Dinko: When the teams are here we are empowered personally because when we don’t have you on the ground, it is very difficult for us financially to travel. So you provide us with the venue of going to places where we haven’t been before.


Why did you start doing ministry in Bulgaria?

Ben: You (Dinko) were back in Bible college in the United States, you came back here in 2008.


Dinko: Yeah, we came back in 2008 and we actually started working with the Roma people much earlier. The reason behind that was because, during communism, the Roma homes and the Roma little churches were safe places to go and have services. So our parents took us there and we felt very safe among them and they felt very loved. 


Ben: And that was very rare because Bulgarians and Romas didn’t go together. 


Dinko: My brother and I decided that we were going to go and venture among them and preach the Gospel. In the beginning, it was very weird on their side that Bulgarians were going there, but now they know us all over Bulgaria and we minister together. God is doing amazing things all over the places where we go and minister. 


Ben: We started partnering with Dinko and Stefko in 2010 shortly after Dinko had come back from the United States with good support and with lots of people loving and praying for them. Once we came, I learned that in 2009 we were seeing the Gospel spreading really fast in the country of Bulgaria, but there were very very few, meaning only a handful of people, ministering within the Roma villages. Dinko and Stefko were the pioneers within that space in this country and that’s why we began to partner with them because they cared for the “least of these” and the marginalized. 

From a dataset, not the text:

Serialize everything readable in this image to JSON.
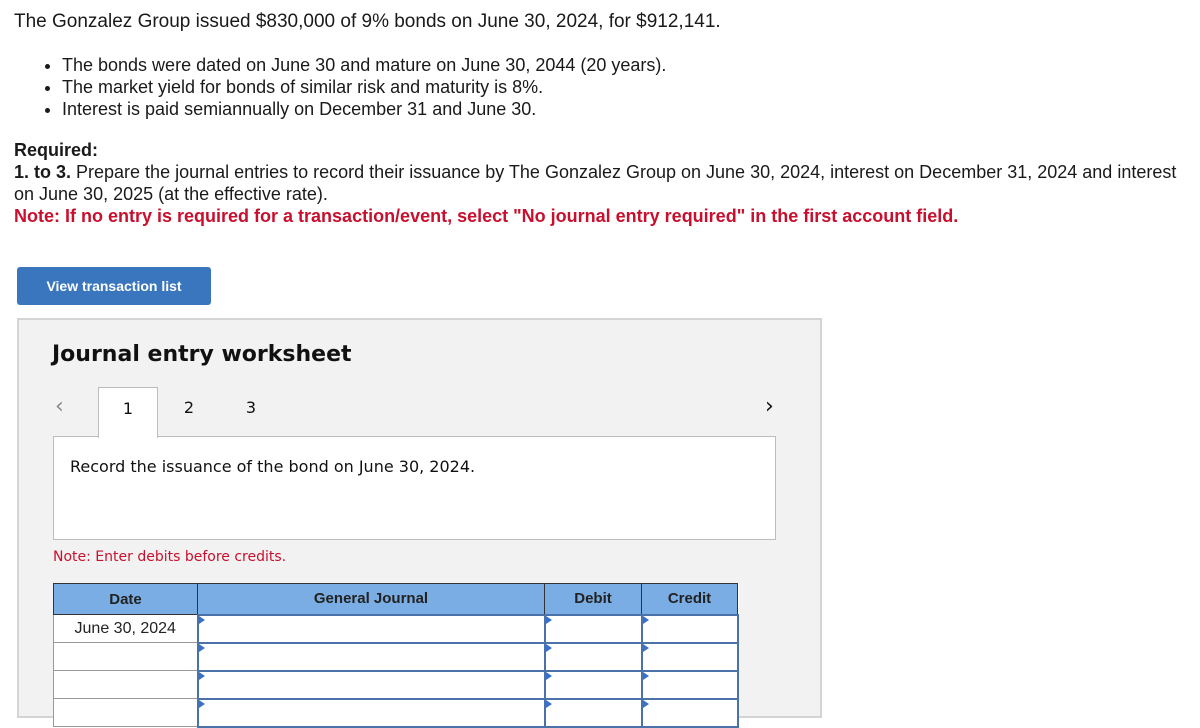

Dinko: What Mission Bulgaria has done is with their help we have been able to expand what we have been doing in the past and they have boosted our ways of ministering to the Roma people, which has been really tremendous. 


Tell us about the Roma people and their spiritual needs

Ben: The Roma people for many years did not know much about their heritage, their history, or their identity. They were a people who migrated often and would travel from town to town and really didn’t have a written language, very little identity to them. Because of the difference within the racial divide, they found themselves again pushed to the margins of society within Europe, especially Eastern Europe, and even more so in Bulgaria. That has also led them to be very impoverished, because of the racial divide they couldn’t get jobs, and they couldn’t do lots of things. One of the stories we came here teaching early on, I did at least, was the story of the Good Samaritan because it is such a tough story to say to treat people well even when they mistreat you because they were experiencing so much of being mistreated. When we work within the Roma people, number one their spiritual need is to understand that there is a God who loves them, just like all of us, who knows them, and that God’s people love them as well even though they’ve experienced people who call themselves Christians hurting them in many ways, just like that Samaritans story. How can they change that cycle within their communities?

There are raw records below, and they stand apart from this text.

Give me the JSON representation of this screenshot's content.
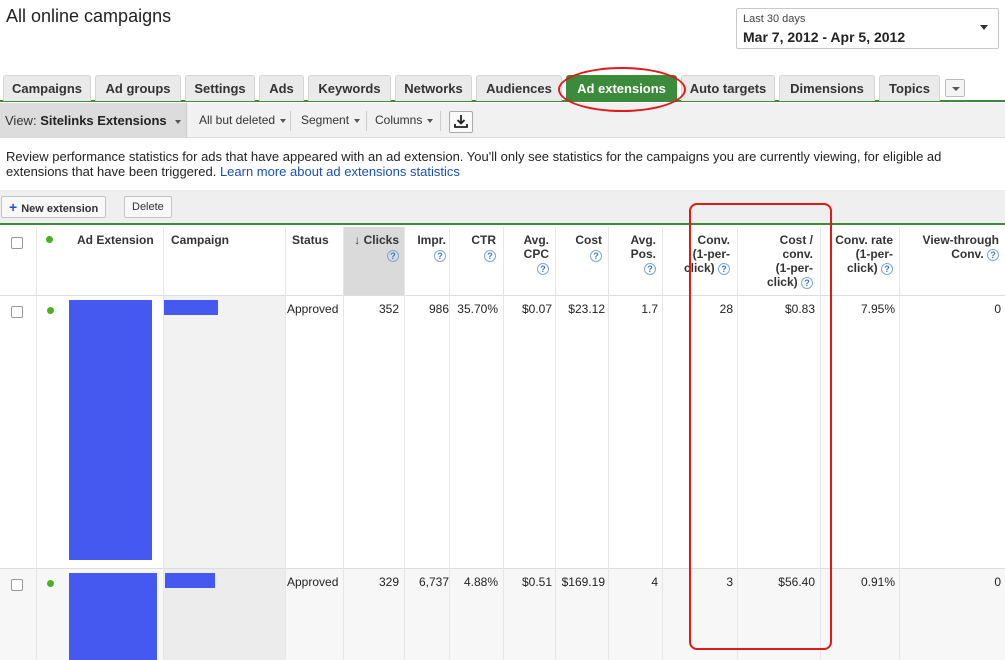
{
  "header": {
    "title": "All online campaigns",
    "date_range": {
      "label": "Last 30 days",
      "value": "Mar 7, 2012 - Apr 5, 2012"
    }
  },
  "tabs": [
    {
      "label": "Campaigns"
    },
    {
      "label": "Ad groups"
    },
    {
      "label": "Settings"
    },
    {
      "label": "Ads"
    },
    {
      "label": "Keywords"
    },
    {
      "label": "Networks"
    },
    {
      "label": "Audiences"
    },
    {
      "label": "Ad extensions"
    },
    {
      "label": "Auto targets"
    },
    {
      "label": "Dimensions"
    },
    {
      "label": "Topics"
    }
  ],
  "active_tab": "Ad extensions",
  "toolbar": {
    "view_prefix": "View:",
    "view_value": "Sitelinks Extensions",
    "filter": "All but deleted",
    "segment": "Segment",
    "columns": "Columns"
  },
  "description": {
    "text": "Review performance statistics for ads that have appeared with an ad extension. You'll only see statistics for the campaigns you are currently viewing, for eligible ad extensions that have been triggered.",
    "link": "Learn more about ad extensions statistics"
  },
  "actions": {
    "new_extension": "New extension",
    "delete": "Delete"
  },
  "table": {
    "headers": {
      "ad_extension": "Ad Extension",
      "campaign": "Campaign",
      "status": "Status",
      "clicks": "Clicks",
      "impr": "Impr.",
      "ctr": "CTR",
      "avg_cpc_1": "Avg.",
      "avg_cpc_2": "CPC",
      "cost": "Cost",
      "avg_pos_1": "Avg.",
      "avg_pos_2": "Pos.",
      "conv_1": "Conv.",
      "conv_2": "(1-per-",
      "conv_3": "click)",
      "cost_conv_1": "Cost /",
      "cost_conv_2": "conv.",
      "cost_conv_3": "(1-per-",
      "cost_conv_4": "click)",
      "conv_rate_1": "Conv. rate",
      "conv_rate_2": "(1-per-",
      "conv_rate_3": "click)",
      "view_through_1": "View-through",
      "view_through_2": "Conv."
    },
    "rows": [
      {
        "status": "Approved",
        "clicks": "352",
        "impr": "986",
        "ctr": "35.70%",
        "avg_cpc": "$0.07",
        "cost": "$23.12",
        "avg_pos": "1.7",
        "conv": "28",
        "cost_conv": "$0.83",
        "conv_rate": "7.95%",
        "view_through": "0"
      },
      {
        "status": "Approved",
        "clicks": "329",
        "impr": "6,737",
        "ctr": "4.88%",
        "avg_cpc": "$0.51",
        "cost": "$169.19",
        "avg_pos": "4",
        "conv": "3",
        "cost_conv": "$56.40",
        "conv_rate": "0.91%",
        "view_through": "0"
      }
    ]
  },
  "colors": {
    "accent_green": "#3c8b3c",
    "annotation_red": "#e01a1a",
    "redaction_blue": "#4558f0",
    "status_dot": "#4caf24",
    "link_blue": "#1a4fb8"
  },
  "icons": [
    "chevron-down-icon",
    "download-icon",
    "plus-icon",
    "help-icon",
    "sort-arrow-icon",
    "status-dot-icon"
  ]
}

Dinko: Living in those conditions, and generation after generation, they got more and more impoverished. What we realized when we went there with the Gospel is a lot of these vicious cycles are being broken, the spiritual problem of witchcraft, early marriages, early sexual activities, a lot of gangs and a lot of criminal activity, family abuse, domestic abuse, drugs, alcohol, all there. But when we begin to infiltrate those places with the Word of God, we see real transformation, especially when we work with the children and they realize there is a better way, when they see that their child is being appreciated, that people really embrace them in a new society, in a place they’ve been hated before. This is where the breaking point is happening. 


Ben: And the reason for that is the word Gospel, which means the good news. The good news is good news from all bad situations.


Dinko: One of the things we forgot to mention is feeding. With the feeding station we have in Chirpan, we are feeding over 50 children on a regular basis. We’ve got a lot of these children around Bulgaria. We are trying to help as much as we can with what we have.